BAB I
PENDAHULUAN
Ilmu tasawwuf merupakan ilmu menyucikan jiwa, asal mulanya ialah dari
perbuatan-perbuatan salafussholihin, dari sahabat-sahabat Nabi, Tabi’in, Tabi’tabi’in
dan orang-orang sesudahnya. Disini kami membahas tentang Doktrin-doktrin Aswaja bidang Tasawuf, supaya kita tidak
ragu, bahwa tasawwuf Aswaja itu bukanlah hal yang di ada-adakan. Karena Tasawwuf Aswaja memiliki Sanad sampai pada Nabi Muhammad SAW.
Tasawuf Ahlussunnah Waljama’ah yang berdasar dua tokoh sufi yaitu Syekh
Imam Ghozali dan Syekh Imam Abu Qosim al-Junaidi. Dan tasawuf Aswaja juga tidak
setuju dengan tasawufnya al-Hallaj (hulul)

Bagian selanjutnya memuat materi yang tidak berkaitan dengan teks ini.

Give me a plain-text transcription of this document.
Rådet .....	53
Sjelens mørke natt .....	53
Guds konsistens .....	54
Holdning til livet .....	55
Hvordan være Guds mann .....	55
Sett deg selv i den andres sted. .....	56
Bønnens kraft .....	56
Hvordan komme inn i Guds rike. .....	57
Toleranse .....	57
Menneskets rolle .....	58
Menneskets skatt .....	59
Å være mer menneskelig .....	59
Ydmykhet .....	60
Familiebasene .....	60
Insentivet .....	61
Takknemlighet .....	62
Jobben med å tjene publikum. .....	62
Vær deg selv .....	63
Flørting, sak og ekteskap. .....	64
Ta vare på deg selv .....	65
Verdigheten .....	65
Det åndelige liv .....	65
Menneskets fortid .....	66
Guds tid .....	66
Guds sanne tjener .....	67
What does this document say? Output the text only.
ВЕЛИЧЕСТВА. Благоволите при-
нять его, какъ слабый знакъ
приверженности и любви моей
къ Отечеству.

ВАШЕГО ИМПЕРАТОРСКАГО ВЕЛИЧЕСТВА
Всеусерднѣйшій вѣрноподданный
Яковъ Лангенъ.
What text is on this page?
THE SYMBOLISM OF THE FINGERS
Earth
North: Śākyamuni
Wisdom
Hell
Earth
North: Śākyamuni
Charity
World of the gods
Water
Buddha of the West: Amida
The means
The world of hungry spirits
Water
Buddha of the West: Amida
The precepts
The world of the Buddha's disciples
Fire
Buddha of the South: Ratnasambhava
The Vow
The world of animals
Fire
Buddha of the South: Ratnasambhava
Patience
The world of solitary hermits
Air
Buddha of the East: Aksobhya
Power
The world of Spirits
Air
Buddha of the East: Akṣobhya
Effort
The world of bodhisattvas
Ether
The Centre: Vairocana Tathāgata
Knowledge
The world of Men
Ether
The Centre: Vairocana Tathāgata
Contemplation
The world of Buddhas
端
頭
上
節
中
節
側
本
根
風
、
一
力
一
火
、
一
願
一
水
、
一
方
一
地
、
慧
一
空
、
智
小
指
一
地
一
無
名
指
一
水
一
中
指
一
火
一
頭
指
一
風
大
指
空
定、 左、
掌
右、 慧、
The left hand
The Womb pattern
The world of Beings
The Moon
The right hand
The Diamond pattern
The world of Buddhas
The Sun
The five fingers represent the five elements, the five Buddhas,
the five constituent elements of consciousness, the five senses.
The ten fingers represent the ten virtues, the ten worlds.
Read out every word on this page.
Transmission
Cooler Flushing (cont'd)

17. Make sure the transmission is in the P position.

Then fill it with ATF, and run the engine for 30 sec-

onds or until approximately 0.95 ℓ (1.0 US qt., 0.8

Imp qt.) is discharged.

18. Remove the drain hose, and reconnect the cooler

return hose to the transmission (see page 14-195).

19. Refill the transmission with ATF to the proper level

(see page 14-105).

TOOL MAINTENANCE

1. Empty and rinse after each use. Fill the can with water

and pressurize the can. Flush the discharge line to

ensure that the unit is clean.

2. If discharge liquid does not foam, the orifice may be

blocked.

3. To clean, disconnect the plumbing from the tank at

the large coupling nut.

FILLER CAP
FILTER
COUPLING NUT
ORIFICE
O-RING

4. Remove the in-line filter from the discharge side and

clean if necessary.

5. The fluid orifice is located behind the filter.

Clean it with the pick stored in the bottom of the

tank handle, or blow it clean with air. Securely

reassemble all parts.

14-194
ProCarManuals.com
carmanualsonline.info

atau tasawufnya Ibnu ‘Arabi (ittihad). Tasawuf Syekh Imam Ghozali dan Syekh Imam Abu Qosim
al-Junaidi adalah tasawuf yang tidak meninggalkan syari’ah dan aqidah yang
benar (tetap berdasar Qur’an dan Hadits).
BAB II
PEMBAHASAN
DOKTRIN-DOKTRIN
ASWAJA BIDANG TASAWUF
A. DEFINISI DAN HISTORIS KEMUNCULAN ASWAJA
Istilah Ahlussunnah wal Jama'ah (ASWAJA), merupakan gabungan dari
tiga kata, yakni Ahl, Assunnah, dan Aljamâ'ah.Secara etimologis, kata ahl
(أهل)
berarti golongan, kelompok atau komunitas. Etimologi kata assunah (السنّة) memiliki arti yang cukup
variatif, yakni: wajah bagian atas, kening, karakter, hukum, perjalanan, jalan
yang ditempuh, dll. Sedangkan kata aljamâ'ah (الجماعة) berarti perkumpulan sesuatu
tiga ke atas.
Adapun terminologi Ahlussunnah wal Jama'ah, bukan merujuk kepada
pengertian bahasa (lughawi) ataupun agama (syar'i), melainkan
merujuk pada pengertian yang berlaku dalam kelompok tertentu (urfi).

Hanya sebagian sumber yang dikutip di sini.